Mediums

Lithotint
Making drawings copyable

Lithography is a printing process in use since its invention in 1796 by the German playwright Alois Senefelder. An Aquatint is an intaglio printmaking technique that creates smooth fields of value rather than lines. So what’s a Lithotint? Despite its portmanteau moniker, Lithotint is less of a distinct art medium, and more of an evolution of lithographic technology.

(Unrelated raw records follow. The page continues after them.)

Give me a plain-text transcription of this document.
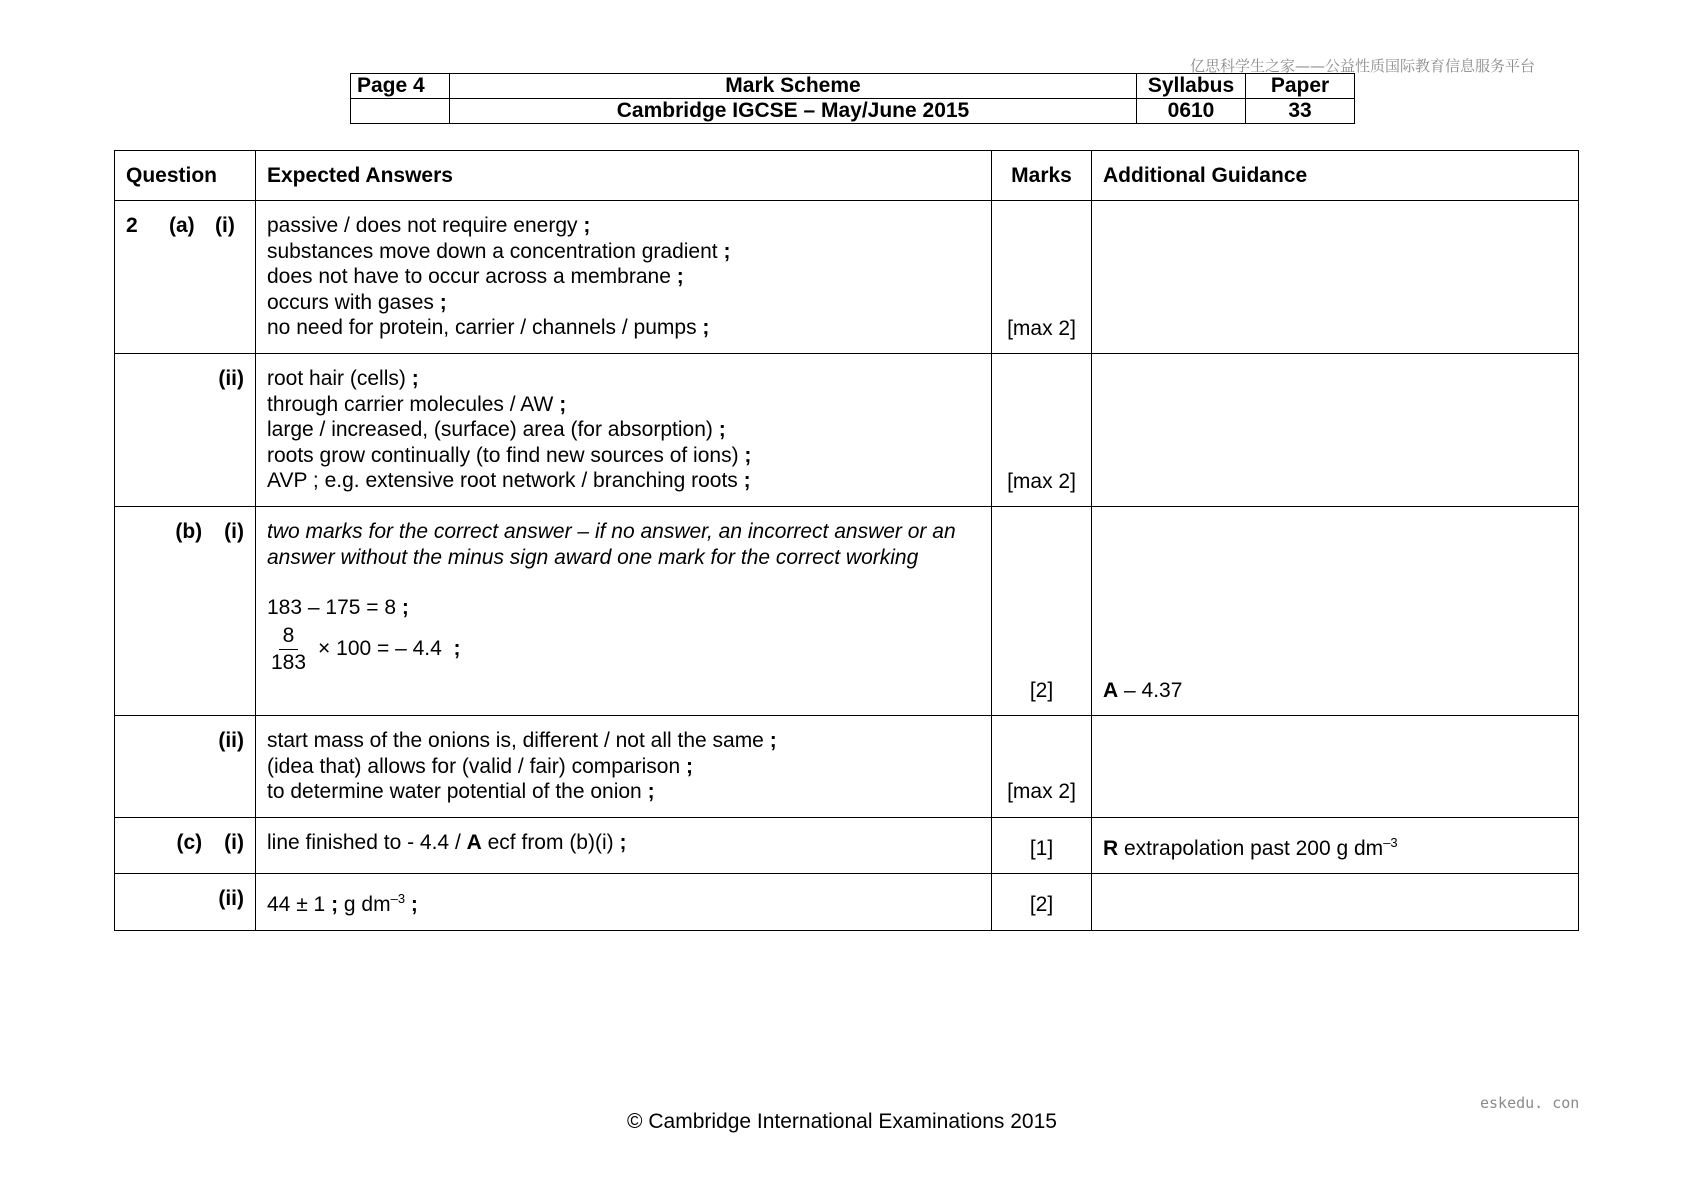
亿思科学生之家——公益性质国际教育信息服务平台
Page 4	Mark Scheme	Syllabus	Paper
	Cambridge IGCSE – May/June 2015	0610	33
Question	Expected Answers	Marks	Additional Guidance

2 (a) (i)	passive / does not require energy ;
substances move down a concentration gradient ;
does not have to occur across a membrane ;
occurs with gases ;
no need for protein, carrier / channels / pumps ;	[max 2]	

(ii)	root hair (cells) ;
through carrier molecules / AW ;
large / increased, (surface) area (for absorption) ;
roots grow continually (to find new sources of ions) ;
AVP ; e.g. extensive root network / branching roots ;	[max 2]	

(b) (i)	two marks for the correct answer – if no answer, an incorrect answer or an answer without the minus sign award one mark for the correct working
183 – 175 = 8 ;
$\frac{8}{183} \times 100$ = – 4.4 ;	[2]	A – 4.37

(ii)	start mass of the onions is, different / not all the same ;
(idea that) allows for (valid / fair) comparison ;
to determine water potential of the onion ;	[max 2]	

(c) (i)	line finished to - 4.4 / A ecf from (b)(i) ;	[1]	R extrapolation past 200 g $dm^{-3}$

(ii)	44 ± 1 ; g $dm^{-3}$ ;	[2]	
eskedu. con
© Cambridge International Examinations 2015
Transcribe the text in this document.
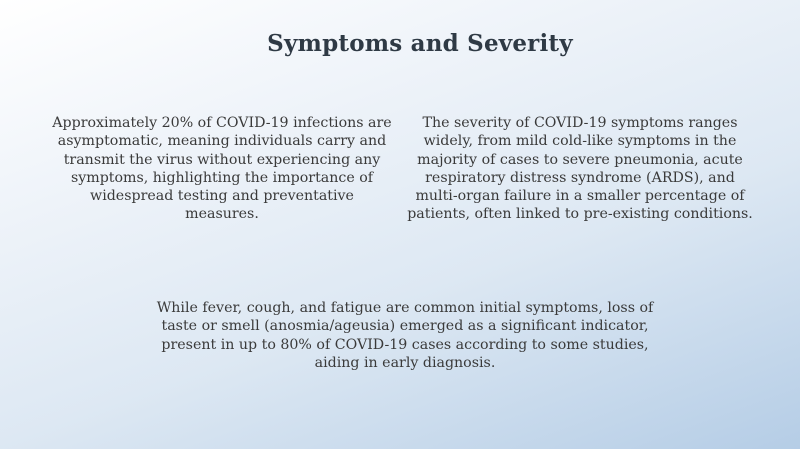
Symptoms and Severity
Approximately 20% of COVID-19 infections are asymptomatic, meaning individuals carry and transmit the virus without experiencing any symptoms, highlighting the importance of widespread testing and preventative measures.
The severity of COVID-19 symptoms ranges widely, from mild cold-like symptoms in the majority of cases to severe pneumonia, acute respiratory distress syndrome (ARDS), and multi-organ failure in a smaller percentage of patients, often linked to pre-existing conditions.
While fever, cough, and fatigue are common initial symptoms, loss of taste or smell (anosmia/ageusia) emerged as a significant indicator, present in up to 80% of COVID-19 cases according to some studies, aiding in early diagnosis.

Developed by the English printmaker Charles Joseph Hullmandel, the invention and benefit of lithotint was described in the November 27th, 1841 issue of the Spectator newspaper: “instead of Indian ink, [the artist] dips his pencil in lithographic ink, laying the tints on stone instead of on paper; and by this simple change of materials, his first thoughts become capable of reproduction more than a thousandfold. ...lithography was only adapted to crayon or pen-drawing, the two slowest methods of art, and very rarely practiced by English artists of eminence. The painter had no means of reproducing a sepia drawing in which his own touch is preserved, until the invention of lithotint.”

Today, the term Lithotint is rarely used, as the technique has been subsumed into the general medium of Lithography, but Obelisk is a history platform, so we can't help but take a moment to raise a glass to Mr. Hullmandel and his lovely reminder that art mediums can and should evolve.